The Contrarian: How To Adapt To A Capacity-Constrained Future

Much ink has spilled in analyses of the shortage of employees for nearly all businesses in all parts of the country. Speculation is on points to an array of causes. They include demographics, Covid fears, the government paying people not to work. Each and all of these get tagged as the culprit.  

Hold that thought for a moment.

Let's look at labor participation rates by demographic contingent. We see that the two biggest areas of labor participation fall-off since the pandemic hit have occurred among women 25-54, and workers – both men and women – over the age of 65. The former group will, hopefully, recover when there is confidence kids will be in school and child care is more available. More than likely, those near-retirement workers are gone from the labor pool forever.

However, it's critical we remember the underlying trends that were there before Covid will remain:

  • The prime working age cohort in the US has been growing very slowly.
  • The rate of population growth is the lowest it’s been, and keeps trending down.

Fewer babies, lower immigration rates. Perhaps immigration will increase, but that’s a minefield.

So, what's beginning to become clear is that while the employee situation may get marginally better it won't improve nearly enough to revert to “normal.”

To date, our business has focused a lot of dialog on the job-site building aspects of workforce and skills constraint as a risk to our business, and whether we’ve finally reached off-site construction’s take-off point.

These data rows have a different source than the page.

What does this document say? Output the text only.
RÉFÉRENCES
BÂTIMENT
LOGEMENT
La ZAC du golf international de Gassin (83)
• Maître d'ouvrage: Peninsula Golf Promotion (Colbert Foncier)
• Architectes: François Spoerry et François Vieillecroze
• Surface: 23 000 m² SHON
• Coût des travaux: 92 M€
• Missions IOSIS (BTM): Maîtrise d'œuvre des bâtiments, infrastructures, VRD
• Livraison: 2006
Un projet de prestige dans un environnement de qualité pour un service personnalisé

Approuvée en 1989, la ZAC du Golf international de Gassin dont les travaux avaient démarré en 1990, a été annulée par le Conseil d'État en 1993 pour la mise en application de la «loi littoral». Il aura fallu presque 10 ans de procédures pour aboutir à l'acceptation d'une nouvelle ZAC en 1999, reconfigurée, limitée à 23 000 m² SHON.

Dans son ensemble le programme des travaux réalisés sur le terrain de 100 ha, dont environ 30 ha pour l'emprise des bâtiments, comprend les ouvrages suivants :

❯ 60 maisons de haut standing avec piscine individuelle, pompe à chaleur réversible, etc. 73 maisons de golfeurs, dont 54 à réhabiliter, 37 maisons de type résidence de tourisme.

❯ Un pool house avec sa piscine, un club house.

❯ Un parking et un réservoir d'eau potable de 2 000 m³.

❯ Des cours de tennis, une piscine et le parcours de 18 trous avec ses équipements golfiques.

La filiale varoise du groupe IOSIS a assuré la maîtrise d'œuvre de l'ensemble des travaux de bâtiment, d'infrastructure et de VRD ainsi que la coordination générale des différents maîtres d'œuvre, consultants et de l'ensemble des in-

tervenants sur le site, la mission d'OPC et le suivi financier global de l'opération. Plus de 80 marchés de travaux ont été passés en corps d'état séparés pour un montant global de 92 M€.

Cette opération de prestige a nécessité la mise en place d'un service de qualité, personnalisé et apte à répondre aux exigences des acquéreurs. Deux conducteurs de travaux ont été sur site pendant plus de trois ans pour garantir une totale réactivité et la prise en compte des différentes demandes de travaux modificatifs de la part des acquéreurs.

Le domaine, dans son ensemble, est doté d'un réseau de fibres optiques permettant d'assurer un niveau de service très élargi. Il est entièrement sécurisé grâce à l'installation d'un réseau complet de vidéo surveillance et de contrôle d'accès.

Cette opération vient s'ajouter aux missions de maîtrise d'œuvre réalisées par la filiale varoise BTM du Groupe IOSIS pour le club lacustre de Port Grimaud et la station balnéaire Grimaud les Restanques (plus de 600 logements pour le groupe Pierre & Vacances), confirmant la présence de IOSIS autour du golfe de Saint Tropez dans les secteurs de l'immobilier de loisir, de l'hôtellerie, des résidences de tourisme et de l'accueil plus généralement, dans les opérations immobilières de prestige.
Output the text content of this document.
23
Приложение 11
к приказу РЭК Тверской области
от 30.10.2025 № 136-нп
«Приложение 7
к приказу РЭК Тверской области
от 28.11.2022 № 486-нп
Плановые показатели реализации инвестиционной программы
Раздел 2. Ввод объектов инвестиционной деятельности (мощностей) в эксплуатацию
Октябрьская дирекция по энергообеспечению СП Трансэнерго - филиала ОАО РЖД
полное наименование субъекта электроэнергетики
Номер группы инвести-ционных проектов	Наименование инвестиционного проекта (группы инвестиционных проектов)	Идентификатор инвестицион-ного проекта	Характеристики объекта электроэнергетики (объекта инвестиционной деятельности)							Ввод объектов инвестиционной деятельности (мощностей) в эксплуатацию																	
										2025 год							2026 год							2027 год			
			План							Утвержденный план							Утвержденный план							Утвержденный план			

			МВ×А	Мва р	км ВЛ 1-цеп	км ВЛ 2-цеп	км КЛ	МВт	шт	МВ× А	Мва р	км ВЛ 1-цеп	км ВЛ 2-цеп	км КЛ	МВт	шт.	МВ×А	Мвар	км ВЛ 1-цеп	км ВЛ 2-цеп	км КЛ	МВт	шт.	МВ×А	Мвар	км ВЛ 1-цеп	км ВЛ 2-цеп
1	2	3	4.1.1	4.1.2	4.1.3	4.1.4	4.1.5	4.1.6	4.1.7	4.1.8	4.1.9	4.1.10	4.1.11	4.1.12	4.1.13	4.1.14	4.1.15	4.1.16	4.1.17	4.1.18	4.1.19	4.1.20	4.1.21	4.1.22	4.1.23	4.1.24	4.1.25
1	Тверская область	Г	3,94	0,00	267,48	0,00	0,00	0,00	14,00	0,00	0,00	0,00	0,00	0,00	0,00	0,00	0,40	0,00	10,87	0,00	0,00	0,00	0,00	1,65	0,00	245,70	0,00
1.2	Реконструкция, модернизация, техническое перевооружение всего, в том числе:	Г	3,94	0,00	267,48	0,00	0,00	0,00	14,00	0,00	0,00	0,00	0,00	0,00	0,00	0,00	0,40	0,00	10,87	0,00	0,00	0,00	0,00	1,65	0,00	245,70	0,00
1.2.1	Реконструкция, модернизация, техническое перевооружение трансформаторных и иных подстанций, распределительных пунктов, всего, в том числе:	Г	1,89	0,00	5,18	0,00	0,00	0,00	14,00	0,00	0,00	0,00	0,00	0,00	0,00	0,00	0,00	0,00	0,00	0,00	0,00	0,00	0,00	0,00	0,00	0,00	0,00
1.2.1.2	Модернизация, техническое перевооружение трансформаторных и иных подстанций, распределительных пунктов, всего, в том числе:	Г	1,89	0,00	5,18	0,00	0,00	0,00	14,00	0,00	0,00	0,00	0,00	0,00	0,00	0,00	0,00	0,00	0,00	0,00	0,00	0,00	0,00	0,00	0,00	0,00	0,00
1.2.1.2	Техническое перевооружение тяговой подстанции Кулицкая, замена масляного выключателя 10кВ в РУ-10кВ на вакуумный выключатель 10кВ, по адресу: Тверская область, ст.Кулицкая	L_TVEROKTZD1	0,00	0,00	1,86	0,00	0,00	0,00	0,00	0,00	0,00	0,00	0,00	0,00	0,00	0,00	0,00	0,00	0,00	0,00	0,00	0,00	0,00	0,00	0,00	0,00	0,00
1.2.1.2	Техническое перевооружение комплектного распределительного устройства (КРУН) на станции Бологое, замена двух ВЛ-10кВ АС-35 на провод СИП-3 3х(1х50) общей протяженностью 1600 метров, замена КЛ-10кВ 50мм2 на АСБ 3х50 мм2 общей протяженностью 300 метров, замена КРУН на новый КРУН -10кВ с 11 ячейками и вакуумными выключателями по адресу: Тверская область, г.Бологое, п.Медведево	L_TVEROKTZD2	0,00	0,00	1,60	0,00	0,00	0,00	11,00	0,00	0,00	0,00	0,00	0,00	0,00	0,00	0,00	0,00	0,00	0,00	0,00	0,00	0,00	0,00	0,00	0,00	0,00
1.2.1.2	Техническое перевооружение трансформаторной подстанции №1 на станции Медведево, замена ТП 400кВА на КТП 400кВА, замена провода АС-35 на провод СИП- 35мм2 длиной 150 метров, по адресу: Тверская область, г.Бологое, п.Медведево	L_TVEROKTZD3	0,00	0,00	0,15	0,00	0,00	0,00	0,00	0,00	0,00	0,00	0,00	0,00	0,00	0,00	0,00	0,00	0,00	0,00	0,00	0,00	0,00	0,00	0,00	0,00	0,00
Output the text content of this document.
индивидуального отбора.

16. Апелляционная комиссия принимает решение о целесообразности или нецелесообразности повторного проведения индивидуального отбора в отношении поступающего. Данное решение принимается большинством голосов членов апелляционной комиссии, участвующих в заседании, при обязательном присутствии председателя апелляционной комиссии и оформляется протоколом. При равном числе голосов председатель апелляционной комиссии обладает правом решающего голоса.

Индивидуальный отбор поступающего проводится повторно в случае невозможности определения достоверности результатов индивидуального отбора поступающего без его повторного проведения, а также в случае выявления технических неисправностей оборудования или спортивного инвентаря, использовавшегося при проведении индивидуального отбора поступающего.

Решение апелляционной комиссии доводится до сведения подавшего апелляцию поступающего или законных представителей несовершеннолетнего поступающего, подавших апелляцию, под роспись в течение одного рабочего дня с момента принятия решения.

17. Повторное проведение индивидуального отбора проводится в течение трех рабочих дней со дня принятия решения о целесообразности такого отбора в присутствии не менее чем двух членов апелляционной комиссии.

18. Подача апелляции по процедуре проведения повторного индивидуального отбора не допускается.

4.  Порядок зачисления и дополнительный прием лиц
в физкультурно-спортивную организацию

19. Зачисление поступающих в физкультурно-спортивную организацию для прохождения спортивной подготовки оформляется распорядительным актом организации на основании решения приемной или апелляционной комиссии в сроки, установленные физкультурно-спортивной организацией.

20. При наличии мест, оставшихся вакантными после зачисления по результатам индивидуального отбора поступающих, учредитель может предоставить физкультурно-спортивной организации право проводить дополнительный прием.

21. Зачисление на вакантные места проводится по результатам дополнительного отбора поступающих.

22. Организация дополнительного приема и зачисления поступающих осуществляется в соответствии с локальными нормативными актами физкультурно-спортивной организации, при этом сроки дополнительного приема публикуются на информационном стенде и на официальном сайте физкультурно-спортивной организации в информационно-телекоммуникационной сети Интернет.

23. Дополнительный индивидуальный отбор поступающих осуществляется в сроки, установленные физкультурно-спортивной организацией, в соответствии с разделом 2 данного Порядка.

What gets far too little attention, in my view, is what this means for the office part of our business. Everyone who owns/runs a builder or developer is seeing their people being poached and poaching in return. Perhaps the higher salaries that result will draw more people into the industry. However, I’m not confident that will be in sufficient numbers to alleviate the problem. And with retirements in our business and a lost generation during the aftermath of the great financial crisis, there is a big hole to fill.

It’s time we rethink how our businesses are managed and organized. We’re at a juncture. Before us stretches a long-run future of tighter land markets due to growing entitlement constraints and long-term skilled worker shortages. Land shortages in our active housing markets will likely lead to higher-priced, and at the same time, more standardized products.  

Fewer communities to choose from for the buyer will mean less direct competition. In turn that probably means less need for highly-customized options if the overall value proposition is fair. Maybe like car dealers, we will have some very simple option packages and color schemes, and more often than not you’ll buy what is available “on the lot” (no pun intended). We already see more builders adopt this lower-variability model.

But I believe our thinking may have to go well beyond this to all aspects of our business – accounting, purchasing, sales and marketing, land acquisition, etc. The question will be, how do we do more with fewer people, either through technology, or process change/simplification?

Not a new idea; all of us obsess over how to make our business more efficient. But it’s generally been how to make them more efficient to serve our chosen market niche. I don’t think many of us have thought about working the problem from the other direction. What would the most efficient building organization look like and what type of segments and value propositions could that serve?

It feels like heresy to suggest working backwards from organizational structure, rather than forward from consumer driven demand as a way to think about what to do/how to do it. But if land and people are the constraint, and the market is likely to be underserved in the long run, maybe we need to?

Or I suppose we could just sell houses in the Metaverse. I’m not aware of any supply chain issues there.